Degrees of change: How far is the office industry prepared to go?

Degrees of change: How far is the office industry prepared to go?

The debate about who, how and where people will continue to work over the coming months and into the future, rages on. Whether the benefits of getting back to the office outweigh the risks is currently a matter of personal opinion and in London, where 90 percent of office workers were working from home during the Covid-19 outbreak, consumer choice is having a radical impact. 

 

One property manager in the City that Experience Makers spoke to has 150 people in a building with 50 times that capacity. Another has seen leasing fall to below 50%, despite state-of-the-art facilities, enviable views of the Thames and an employee engagement & wellbeing budget into hundreds of thousands of pounds.  

 

These stark numbers show a couple of important insights. Firstly, that good customer experience is not just a list of premium features (it’s about responding to customer need as it changes). Secondly, the figures should also help the industry accept that customers habits have changed, and new tactics are needed. 

 

In this series of blogs with partner RealService, that share tips on coping in a post-covid world, Experience Makers believes the question is not just are property companies ready to change?’, but how radical a change is the industry prepared to make?

 

Here we analyse office industry response and invite you to reflect on your own business thinking and the questions you're asking.

Answer: Increase health & safety and incorporate social distance measures in buildings.  

 

By far the most common response, this is a necessary (and legal) requirement that attends to the very basic needs of the customer. Safety is being built in with longer term measures that allow contactless operations and improve ventilation. Hopefully a boom in one-person cubicle offices will not become the norm, but the ‘immune environment’ is starting to enter into design speak. 

 

Outcome:  

Office workers who have to be in the workplace or choose to because it offers a better environment than working from home, can feel assured that risks of contracting Covid-19 at work are minimised. Social distancing means reduced capacity in buildings, with owners hoping to make up the shortfall in people, with more space between desks. However, already fearful or just fed up with the commute, interventions that simply create a more sanitised and eerie version of their former office, are unlikely to tempt office workers back in droves.  
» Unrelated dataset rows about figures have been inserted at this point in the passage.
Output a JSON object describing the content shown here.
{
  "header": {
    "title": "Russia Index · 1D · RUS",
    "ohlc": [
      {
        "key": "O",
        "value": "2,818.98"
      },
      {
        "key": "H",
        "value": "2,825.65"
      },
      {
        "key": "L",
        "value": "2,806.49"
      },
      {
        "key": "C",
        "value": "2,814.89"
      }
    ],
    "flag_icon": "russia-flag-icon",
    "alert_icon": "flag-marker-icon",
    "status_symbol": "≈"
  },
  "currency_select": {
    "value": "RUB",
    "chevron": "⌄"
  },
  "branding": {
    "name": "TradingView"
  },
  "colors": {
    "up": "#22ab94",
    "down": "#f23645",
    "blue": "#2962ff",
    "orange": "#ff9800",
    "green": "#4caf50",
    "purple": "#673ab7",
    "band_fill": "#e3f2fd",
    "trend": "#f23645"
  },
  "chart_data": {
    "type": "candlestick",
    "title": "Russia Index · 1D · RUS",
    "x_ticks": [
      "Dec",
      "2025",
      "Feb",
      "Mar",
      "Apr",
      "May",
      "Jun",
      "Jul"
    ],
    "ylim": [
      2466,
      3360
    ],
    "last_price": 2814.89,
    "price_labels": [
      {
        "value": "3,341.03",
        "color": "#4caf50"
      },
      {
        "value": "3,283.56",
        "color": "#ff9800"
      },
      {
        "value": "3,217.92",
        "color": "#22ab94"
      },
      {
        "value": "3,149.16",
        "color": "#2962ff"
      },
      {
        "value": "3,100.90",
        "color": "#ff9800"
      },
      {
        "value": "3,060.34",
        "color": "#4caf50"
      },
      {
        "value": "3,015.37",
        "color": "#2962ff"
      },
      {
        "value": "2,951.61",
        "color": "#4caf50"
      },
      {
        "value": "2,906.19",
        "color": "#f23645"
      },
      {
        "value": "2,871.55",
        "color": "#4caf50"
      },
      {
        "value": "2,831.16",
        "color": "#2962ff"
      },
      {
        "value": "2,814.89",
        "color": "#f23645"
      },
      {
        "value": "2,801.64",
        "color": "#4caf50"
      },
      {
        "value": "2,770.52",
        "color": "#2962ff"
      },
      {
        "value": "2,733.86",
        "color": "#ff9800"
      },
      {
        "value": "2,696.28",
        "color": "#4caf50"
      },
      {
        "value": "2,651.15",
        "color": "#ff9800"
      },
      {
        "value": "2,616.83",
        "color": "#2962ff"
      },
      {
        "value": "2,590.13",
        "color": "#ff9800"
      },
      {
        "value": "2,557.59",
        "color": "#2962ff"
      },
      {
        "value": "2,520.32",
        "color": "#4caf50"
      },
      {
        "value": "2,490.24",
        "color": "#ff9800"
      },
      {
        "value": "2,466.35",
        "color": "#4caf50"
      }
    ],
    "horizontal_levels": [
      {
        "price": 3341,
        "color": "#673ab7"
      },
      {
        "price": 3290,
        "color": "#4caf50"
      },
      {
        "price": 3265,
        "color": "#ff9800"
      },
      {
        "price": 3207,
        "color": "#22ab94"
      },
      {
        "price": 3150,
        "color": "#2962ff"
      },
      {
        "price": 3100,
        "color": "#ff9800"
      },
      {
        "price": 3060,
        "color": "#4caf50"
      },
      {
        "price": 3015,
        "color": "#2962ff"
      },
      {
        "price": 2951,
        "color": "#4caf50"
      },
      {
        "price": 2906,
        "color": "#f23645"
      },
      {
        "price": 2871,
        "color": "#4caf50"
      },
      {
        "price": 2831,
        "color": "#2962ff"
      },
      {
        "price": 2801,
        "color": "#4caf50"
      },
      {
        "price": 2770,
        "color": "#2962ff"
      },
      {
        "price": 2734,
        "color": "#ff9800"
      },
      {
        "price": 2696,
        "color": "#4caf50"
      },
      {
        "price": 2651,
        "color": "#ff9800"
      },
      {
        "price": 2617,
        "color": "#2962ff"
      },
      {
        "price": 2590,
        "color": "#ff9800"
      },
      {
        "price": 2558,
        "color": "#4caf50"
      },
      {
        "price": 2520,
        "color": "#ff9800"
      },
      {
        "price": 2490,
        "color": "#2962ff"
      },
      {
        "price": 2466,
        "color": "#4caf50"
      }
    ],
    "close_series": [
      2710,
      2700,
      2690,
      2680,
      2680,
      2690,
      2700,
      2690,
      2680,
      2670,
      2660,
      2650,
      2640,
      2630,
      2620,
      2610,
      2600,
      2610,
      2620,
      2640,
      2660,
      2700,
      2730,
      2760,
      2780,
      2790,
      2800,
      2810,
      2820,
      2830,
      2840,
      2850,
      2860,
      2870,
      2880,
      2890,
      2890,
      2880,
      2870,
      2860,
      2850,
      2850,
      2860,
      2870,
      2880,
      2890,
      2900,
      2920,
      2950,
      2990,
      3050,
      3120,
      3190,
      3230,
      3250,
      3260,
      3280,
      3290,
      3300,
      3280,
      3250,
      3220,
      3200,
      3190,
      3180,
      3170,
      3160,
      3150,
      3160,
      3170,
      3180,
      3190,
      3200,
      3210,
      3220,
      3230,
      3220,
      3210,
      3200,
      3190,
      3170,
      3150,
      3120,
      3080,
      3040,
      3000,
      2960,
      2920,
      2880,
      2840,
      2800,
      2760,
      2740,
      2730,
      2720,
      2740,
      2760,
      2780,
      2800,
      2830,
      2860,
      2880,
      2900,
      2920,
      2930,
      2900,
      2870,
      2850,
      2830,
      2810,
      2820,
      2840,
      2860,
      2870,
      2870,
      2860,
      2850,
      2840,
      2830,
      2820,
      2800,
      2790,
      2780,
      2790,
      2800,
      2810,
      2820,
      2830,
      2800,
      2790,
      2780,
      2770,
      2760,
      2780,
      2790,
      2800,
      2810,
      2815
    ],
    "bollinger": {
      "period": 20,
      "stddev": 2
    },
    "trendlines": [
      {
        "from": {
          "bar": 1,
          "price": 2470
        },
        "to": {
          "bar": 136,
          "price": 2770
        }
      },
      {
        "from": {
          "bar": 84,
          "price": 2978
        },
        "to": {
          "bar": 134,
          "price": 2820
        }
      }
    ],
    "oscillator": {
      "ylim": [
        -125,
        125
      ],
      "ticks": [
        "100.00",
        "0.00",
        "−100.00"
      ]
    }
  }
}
Answer: "Keep customers connected, informed and motivated using tech and increase flexibility."  

 

Tenant engagement platforms were a vital lifeline when the pandemic hit, enabling owners and managers to keep in touch with their customers. Offering online engagement and helping occupiers maintain performance continues to offer customers value. The new partnership with Experience Maker Equiem and BritishLand is a great example.

 

Outcome:  

‘Space as a service’ is pushed to its zenith by the pandemic. The link between real estate and technology for enhanced, service, connectivity and security will create differentiated packages. Flexible terms and flexible spaces are here to stay with multiple sites, increased tenure mixes and spaces tailored to ways of working. Expect more co-working models, increase in regional investment and the continued rise of the home office. Experience Makers also likes the new breed of ‘neighbourhood workspaces’,  like our new base Arc,  promoting the trend for ‘WNH’ - working near home. 

 

Answer: "Watch this space"

 

In March when lockdown was announced, real estate responded with the authority and dignity fitting of an industry that plays such a big part in so many aspects of our lives. Emerging from the worst of the first wave of the pandemic , conversations from leading spokespeople called for business with ‘purpose’ and to ‘build back better’. So, why when it comes to offices, is back to business as usual resounding around the industry echo chamber? 

 

Outcome: 

New consumer behaviour reports consistently describe a more socially conscious and health driven customer. Over the last few months calls for more racial and gender equality, less loneliness and ‘more community’ have also gone mainstream. Government intervention to ‘encourage’ office workers to return to the office risk leaving more women out of the picture. Hot desking, arrival regimes and the general authoritarian mood will do nothing to lift the spirits and connect people.

 

In March we got a glimpse of how valuable office real estate could be beyond just an efficient work place. Forward thinking owners and mangers took the lead on customer comms, fostering community, working together and making bold changes . Are there clues the industry can take from how it first reacted? New ways to build loyalty, attract different and diverse customers, generate value and evaluate success?

 

Experience Makers thinks that there is. This is why we are focussed on bringing leading organisations together to find new ways to analyse and value customer experience in property and designing new training to prepare and upskill future leaders.

 

The outbreak has pushed consumers out of their normal routines, it’s time for the property industry to do the same.